Daniel Derina J Pearlin, Shanmugasundaram Shruthi, Chandra Mohan Karunya Sri, Siva Bharathi Velayutham, Abraham Jins K, Anbazhagan Parthiban, Pavadai Parasuraman, Ram Kumar Pandian Sureshbabu, Sundar Krishnan, Kunjiappan Selvaraj
Department of Biotechnology, Kalasalingam Academy of Research and Education, Krishnankoil, 626126 Tamil Nadu India.
Department of Pharmaceutical Chemistry, Faculty of Pharmacy, M.S. Ramaiah University of Applied Sciences, M S R Nagar, Bengaluru, 560054 Karnataka India.
In Silico Pharmacol. 2024 Jan 4;12(1):6. doi: 10.1007/s40203-023-00180-2. eCollection 2024.
Thyroid hormone (TH) plays a crucial role in regulating the metabolism in every cell and all organs in of the human body. TH also control the rate of calorie burning, body weight, and function of the heartbeat. Therefore, the aim of the present study is to investigate the role of phytocompounds from var. italic (Broccoli) against irregularities of TH biosynthesis (hyperthyroidism) through in silico molecular modelling. Initially, the genetic network was built with graph theoretical network analysis to find the right target to control excessive TH production. Based on the network analysis, the three-dimensional crystal structure of the mammalian enzyme lactoperoxidase (PDB id: 5ff1) was retrieved from the protein data bank (PDB), and the active site was predicted using BIOVIA Discovery studio. Sixty-three phytocompounds were selected from the IMPPAT database and other literature. Selected sixty-six phytocompounds were docked against lactoperoxidase enzyme and compared with the standard drug methimazole. Based on the docking scores and binding energies, the top three compounds, namely brassicoside (- 10.00 kcal × mol), 24-methylene-25-methylcholesterol (- 9.50 kcal × mol), 5-dehydroavenasterol (- 9.40 kcal × mol) along with standard drug methimazole (- 4.10 kcal × mol) were selected for further ADMET and molecular dynamics simulation analysis. The top-scored compounds were for their properties such as ADMET, physicochemical and drug-likeness. The molecular dynamics simulation analyses proved the stability of lactoperoxidase-ligand complexes. The intermolecular interaction assessed by the dynamic conditions paved the way to discover the bioactive compounds brassicoside, 24-methylene-25-methylcholesterol, and 5-dehydroavenasterol prevent the excessive production of thyroid hormones.
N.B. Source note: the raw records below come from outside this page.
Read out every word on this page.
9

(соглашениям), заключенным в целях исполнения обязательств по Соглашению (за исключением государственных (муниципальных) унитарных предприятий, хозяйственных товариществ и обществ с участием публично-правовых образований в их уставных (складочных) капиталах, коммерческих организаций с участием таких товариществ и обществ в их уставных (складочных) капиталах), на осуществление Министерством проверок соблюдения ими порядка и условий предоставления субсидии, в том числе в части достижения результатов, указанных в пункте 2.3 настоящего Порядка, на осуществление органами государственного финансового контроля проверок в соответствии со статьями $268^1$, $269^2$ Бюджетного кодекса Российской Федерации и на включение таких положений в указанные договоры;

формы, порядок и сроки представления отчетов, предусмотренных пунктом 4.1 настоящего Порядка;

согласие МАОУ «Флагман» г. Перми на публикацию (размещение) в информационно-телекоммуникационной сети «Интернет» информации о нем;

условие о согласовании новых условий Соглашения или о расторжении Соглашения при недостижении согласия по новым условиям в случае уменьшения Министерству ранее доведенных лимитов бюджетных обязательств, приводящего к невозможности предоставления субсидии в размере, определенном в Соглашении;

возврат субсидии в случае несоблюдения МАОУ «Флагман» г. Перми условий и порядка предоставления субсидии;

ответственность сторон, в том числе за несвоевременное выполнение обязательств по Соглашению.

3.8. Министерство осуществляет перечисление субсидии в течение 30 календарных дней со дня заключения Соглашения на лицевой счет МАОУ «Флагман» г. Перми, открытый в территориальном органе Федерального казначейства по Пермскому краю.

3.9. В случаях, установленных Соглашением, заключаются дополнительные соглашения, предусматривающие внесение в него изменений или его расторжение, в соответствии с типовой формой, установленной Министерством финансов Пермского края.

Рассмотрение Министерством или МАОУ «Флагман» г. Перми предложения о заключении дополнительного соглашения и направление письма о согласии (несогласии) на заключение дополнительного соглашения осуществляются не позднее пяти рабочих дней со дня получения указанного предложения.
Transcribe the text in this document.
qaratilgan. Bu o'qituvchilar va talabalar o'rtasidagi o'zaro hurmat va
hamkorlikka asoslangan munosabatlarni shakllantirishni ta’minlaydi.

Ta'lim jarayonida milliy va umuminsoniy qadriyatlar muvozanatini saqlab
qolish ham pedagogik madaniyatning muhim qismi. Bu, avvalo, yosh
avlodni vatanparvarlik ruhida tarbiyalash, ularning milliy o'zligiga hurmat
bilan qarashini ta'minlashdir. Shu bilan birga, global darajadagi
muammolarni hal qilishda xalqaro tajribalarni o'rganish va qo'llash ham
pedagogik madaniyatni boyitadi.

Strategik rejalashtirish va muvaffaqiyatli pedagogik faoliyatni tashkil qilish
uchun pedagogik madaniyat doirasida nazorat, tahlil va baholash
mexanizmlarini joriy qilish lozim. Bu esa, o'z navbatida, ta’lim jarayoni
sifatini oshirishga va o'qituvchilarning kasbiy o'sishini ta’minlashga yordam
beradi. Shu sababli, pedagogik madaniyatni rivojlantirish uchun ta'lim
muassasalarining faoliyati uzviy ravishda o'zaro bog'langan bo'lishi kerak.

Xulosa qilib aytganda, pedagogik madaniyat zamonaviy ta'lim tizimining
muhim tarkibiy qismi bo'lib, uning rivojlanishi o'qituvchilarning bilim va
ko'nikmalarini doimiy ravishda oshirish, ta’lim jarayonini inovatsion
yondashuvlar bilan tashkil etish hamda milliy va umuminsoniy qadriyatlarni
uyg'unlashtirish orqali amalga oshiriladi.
The online version contains supplementary material available at 10.1007/s40203-023-00180-2.
甲状腺激素(TH)在调节人体每个细胞和所有器官的新陈代谢中起着至关重要的作用。TH还控制着卡路里燃烧速率、体重和心跳功能。因此,本研究的目的是通过计算机分子建模研究来自意大利变种(西兰花)的植物化合物对TH生物合成异常(甲状腺功能亢进)的作用。最初,通过图论网络分析构建遗传网络,以找到控制过量TH产生的合适靶点。基于网络分析,从蛋白质数据库(PDB)中检索哺乳动物酶乳过氧化物酶的三维晶体结构(PDB编号:5ff1),并使用BIOVIA Discovery studio预测其活性位点。从IMPPAT数据库和其他文献中选择了63种植物化合物。将选定的66种植物化合物与乳过氧化物酶进行对接,并与标准药物甲巯咪唑进行比较。根据对接分数和结合能,选择排名前三的化合物,即芸苔糖苷(-10.00千卡×摩尔)、24-亚甲基-25-甲基胆固醇(-9.50千卡×摩尔)、5-脱氢燕麦甾醇(-9.40千卡×摩尔)以及标准药物甲巯咪唑(-4.10千卡×摩尔)进行进一步的ADMET和分子动力学模拟分析。得分最高的化合物具有ADMET、物理化学和类药物等性质。分子动力学模拟分析证明了乳过氧化物酶-配体复合物的稳定性。通过动态条件评估的分子间相互作用为发现生物活性化合物芸苔糖苷、24-亚甲基-25-甲基胆固醇和5-脱氢燕麦甾醇防止甲状腺激素过量产生铺平了道路。
在线版本包含可在10.1007/s40203-023-00180-2获取的补充材料。